Update on the April 5th, 2017 Outage

By DigitalOcean

Posted: April 4, 2017•3 min read

Today, DigitalOcean’s control panel and API were unavailable for a period of four hours and fifty-six minutes. During this time, all running Droplets continued to function, but no additional Droplets or other resources could be created or managed. We know that you depend on our services, and an outage like this is unacceptable. We would like to apologize and take full responsibility for the situation. The trust you’ve placed in us is our most important asset, so we’d like to share all of the details about this event.

At 10:24 AM EDT on April 5th, 2017, we began to receive alerts that our public services were not functioning. Within three minutes of the initial alerts, we discovered that our primary database had been deleted. Four minutes later we commenced the recovery process, using one of our time-delayed database replicas. Over the next four hours, we copied and restored the data to our primary and secondary replicas. The duration of the outage was due to the time it took to copy the data between the replicas and restore it into an active server.

At 3:20 PM EDT the primary database was completely restored, and no data was lost.

Timeline of Events

T0.00 - 10:24 EDT - First observation of issues
T0.03 - 10:27 EDT - Verified that production database had been deleted on master
T0.10 - 10:34 EDT - Began recovery from time-delayed replica
T1.29 - 11:53 EDT - Backup of time-delayed replica completed
T2.10 - 12:34 EDT - Copy of backup to master completed; recovery commencing
T3.07 - 13:31 EDT - Recovery of master completed; copy of backups to replicas ongoing
T4.56 - 15:20 EDT - All systems restored

Future Measures

The root cause of this incident was a engineer-driven configuration error. A process performing automated testing was misconfigured using production credentials. As such, we will be drastically reducing access to the primary system for certain actions to ensure this does not happen again.

As noted above, duration of the incident was primarily influenced by the speed of our network while reloading the data into our database. While it should be a rare occurrence that this type of action would happen again, we are in the process of upgrading our network connectivity between database servers and also updating our hardware to improve the speed of recovery. We expect these improvements to be completed over the next few months.

In Conclusion

We wanted to share this information with you as soon as possible so that you can understand the nature of the outage and its impact.
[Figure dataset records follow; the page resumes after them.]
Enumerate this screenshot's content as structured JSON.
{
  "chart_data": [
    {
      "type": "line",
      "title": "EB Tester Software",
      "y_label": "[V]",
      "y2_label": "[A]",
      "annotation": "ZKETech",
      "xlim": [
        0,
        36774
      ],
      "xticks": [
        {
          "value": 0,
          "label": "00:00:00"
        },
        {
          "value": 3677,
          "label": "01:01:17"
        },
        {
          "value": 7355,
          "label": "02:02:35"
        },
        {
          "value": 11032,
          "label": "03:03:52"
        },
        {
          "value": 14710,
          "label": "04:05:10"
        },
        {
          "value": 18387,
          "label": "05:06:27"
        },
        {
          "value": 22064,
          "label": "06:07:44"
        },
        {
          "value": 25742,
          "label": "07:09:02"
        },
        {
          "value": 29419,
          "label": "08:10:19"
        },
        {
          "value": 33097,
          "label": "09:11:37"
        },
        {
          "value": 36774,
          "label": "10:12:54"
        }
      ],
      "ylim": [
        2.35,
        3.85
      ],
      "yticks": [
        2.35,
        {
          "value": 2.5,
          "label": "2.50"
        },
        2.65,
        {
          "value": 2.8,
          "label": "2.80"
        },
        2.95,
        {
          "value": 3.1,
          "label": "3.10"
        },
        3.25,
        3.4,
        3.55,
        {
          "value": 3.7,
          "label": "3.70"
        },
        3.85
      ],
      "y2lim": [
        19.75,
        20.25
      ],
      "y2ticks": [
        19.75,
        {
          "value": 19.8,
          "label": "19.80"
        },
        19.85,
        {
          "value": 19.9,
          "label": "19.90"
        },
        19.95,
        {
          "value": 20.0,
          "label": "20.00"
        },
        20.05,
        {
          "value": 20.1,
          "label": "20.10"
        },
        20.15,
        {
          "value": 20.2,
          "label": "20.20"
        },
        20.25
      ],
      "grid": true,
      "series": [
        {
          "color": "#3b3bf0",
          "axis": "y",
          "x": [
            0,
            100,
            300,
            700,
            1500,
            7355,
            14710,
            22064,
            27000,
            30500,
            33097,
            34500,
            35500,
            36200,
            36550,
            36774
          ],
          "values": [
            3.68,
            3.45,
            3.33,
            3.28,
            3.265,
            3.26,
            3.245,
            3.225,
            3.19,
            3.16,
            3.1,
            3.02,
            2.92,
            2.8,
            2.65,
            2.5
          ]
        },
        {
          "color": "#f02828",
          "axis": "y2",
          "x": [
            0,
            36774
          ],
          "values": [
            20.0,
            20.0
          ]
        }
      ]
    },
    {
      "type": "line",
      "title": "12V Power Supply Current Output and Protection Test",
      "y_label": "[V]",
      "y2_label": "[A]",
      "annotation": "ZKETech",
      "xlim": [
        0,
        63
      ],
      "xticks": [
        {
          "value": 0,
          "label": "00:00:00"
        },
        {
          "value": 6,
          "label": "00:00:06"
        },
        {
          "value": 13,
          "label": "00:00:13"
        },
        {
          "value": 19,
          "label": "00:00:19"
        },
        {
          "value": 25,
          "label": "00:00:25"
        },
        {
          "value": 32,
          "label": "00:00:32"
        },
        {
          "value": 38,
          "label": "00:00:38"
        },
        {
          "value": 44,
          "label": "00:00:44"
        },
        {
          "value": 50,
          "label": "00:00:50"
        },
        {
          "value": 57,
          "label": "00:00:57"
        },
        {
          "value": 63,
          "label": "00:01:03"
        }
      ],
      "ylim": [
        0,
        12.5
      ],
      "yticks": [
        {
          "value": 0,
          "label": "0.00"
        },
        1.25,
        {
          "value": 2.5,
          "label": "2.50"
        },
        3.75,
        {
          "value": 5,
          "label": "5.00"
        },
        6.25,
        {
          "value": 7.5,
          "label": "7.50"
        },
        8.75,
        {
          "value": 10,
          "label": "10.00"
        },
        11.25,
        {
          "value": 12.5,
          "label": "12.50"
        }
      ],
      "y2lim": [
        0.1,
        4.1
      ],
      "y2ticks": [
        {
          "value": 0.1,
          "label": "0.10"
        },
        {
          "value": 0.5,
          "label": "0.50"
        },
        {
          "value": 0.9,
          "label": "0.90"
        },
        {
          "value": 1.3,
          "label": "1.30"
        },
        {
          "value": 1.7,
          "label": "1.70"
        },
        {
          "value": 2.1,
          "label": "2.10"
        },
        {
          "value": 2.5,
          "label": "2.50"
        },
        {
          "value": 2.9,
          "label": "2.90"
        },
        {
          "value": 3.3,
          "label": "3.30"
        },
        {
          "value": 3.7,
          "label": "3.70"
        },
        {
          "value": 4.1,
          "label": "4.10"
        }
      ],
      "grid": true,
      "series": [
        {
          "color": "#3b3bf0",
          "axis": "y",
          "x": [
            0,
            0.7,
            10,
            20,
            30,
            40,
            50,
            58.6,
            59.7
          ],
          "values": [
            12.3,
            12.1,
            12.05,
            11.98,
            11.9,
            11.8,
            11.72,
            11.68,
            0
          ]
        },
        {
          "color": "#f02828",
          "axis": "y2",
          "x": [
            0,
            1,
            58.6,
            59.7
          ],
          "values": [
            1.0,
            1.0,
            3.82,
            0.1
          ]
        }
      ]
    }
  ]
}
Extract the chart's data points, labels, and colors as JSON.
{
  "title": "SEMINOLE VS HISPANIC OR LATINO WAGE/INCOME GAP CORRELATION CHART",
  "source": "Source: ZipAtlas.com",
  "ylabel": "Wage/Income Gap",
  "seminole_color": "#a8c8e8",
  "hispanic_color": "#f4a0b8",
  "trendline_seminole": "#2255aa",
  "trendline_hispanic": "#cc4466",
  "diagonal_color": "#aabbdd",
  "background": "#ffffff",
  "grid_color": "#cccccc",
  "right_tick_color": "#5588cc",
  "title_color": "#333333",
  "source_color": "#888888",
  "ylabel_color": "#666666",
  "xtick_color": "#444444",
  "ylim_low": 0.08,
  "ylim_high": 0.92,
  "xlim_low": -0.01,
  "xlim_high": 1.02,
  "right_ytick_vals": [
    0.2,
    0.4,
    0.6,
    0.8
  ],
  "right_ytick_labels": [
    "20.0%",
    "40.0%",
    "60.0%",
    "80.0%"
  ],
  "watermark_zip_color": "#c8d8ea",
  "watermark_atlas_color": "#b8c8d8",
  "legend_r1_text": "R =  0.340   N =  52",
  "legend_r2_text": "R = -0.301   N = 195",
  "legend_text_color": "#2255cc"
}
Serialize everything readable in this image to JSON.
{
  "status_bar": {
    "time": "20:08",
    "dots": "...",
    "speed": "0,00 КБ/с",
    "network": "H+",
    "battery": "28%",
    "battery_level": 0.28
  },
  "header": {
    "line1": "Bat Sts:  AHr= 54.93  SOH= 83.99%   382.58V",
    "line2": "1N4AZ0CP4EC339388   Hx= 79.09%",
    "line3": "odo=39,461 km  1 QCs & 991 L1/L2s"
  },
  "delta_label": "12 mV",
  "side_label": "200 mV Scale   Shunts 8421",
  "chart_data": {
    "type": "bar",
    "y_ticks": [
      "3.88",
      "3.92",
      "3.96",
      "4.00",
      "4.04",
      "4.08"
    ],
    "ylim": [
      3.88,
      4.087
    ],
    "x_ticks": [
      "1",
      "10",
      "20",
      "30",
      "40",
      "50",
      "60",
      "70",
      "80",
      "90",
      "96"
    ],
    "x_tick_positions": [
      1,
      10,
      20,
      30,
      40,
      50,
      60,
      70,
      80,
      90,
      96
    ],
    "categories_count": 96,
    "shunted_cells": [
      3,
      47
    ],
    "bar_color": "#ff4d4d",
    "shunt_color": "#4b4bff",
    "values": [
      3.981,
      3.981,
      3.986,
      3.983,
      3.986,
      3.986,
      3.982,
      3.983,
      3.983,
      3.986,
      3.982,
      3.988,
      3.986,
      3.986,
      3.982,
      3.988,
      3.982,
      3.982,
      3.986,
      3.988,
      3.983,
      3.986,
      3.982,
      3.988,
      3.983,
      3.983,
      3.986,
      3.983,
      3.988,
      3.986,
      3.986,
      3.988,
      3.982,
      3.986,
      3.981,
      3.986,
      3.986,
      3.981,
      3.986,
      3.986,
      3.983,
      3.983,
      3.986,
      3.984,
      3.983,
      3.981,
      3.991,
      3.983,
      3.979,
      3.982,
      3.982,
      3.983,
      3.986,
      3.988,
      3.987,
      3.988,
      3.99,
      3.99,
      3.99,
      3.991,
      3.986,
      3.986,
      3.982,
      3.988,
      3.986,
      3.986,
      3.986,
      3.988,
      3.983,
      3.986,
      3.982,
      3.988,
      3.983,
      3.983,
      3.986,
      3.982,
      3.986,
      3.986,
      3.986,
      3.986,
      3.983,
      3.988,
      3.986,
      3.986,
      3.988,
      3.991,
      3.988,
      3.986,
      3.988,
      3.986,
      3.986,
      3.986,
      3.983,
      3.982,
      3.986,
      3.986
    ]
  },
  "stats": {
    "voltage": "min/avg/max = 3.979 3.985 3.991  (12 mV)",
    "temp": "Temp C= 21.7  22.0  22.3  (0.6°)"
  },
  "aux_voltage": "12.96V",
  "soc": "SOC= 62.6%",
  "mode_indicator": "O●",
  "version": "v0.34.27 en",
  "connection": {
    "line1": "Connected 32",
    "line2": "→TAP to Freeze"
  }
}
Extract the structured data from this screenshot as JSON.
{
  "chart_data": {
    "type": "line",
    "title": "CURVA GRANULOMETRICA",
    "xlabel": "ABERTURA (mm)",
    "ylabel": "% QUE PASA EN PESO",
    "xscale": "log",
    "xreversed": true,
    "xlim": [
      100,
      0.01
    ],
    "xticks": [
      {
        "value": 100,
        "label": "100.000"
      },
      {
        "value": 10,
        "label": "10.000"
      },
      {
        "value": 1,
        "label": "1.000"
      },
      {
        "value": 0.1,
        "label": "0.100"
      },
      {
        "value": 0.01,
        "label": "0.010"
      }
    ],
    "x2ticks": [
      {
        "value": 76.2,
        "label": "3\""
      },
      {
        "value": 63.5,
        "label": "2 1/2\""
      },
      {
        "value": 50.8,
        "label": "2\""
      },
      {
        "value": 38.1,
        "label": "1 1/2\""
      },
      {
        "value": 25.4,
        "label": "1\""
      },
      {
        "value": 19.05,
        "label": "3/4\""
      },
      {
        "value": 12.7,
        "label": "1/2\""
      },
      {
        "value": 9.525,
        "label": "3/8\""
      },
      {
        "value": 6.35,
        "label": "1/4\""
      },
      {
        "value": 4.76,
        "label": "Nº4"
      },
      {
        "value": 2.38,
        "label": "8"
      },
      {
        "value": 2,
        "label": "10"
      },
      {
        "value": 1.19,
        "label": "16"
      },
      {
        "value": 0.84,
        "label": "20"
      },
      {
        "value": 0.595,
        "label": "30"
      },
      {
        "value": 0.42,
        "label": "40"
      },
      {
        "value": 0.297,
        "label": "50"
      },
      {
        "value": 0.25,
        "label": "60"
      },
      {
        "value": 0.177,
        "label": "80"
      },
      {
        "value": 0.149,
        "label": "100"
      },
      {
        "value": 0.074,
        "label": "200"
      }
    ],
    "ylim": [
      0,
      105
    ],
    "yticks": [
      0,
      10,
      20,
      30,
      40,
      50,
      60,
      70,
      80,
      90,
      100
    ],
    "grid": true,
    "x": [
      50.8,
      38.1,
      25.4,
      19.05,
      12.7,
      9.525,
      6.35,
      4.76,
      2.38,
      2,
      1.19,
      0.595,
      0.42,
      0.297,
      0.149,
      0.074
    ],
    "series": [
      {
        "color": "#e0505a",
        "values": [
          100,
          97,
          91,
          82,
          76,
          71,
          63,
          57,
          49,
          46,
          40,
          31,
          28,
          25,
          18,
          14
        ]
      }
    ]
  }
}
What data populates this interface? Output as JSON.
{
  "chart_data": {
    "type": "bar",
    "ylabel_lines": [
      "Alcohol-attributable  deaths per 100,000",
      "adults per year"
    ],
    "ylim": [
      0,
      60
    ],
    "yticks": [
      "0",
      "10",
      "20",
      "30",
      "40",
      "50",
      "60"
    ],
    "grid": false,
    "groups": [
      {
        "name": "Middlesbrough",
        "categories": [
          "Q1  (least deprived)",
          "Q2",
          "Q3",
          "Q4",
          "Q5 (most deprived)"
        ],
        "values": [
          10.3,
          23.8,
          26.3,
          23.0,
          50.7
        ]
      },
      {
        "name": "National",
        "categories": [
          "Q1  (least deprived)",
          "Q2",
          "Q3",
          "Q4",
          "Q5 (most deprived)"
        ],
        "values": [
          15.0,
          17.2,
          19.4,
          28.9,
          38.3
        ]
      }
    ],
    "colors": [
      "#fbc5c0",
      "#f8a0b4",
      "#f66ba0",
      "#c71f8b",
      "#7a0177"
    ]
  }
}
In the coming days, we will continue to assess further safeguards against developer error, work to improve our processes around data recovery, and explore ways to provide better real time information during future customer impacting events. We take the reliability of our service seriously and are committed to delivering a platform that you can depend on to run your mission-critical applications. The entire team at DigitalOcean thanks you for your understanding and, again, we apologize for the impact of this incident.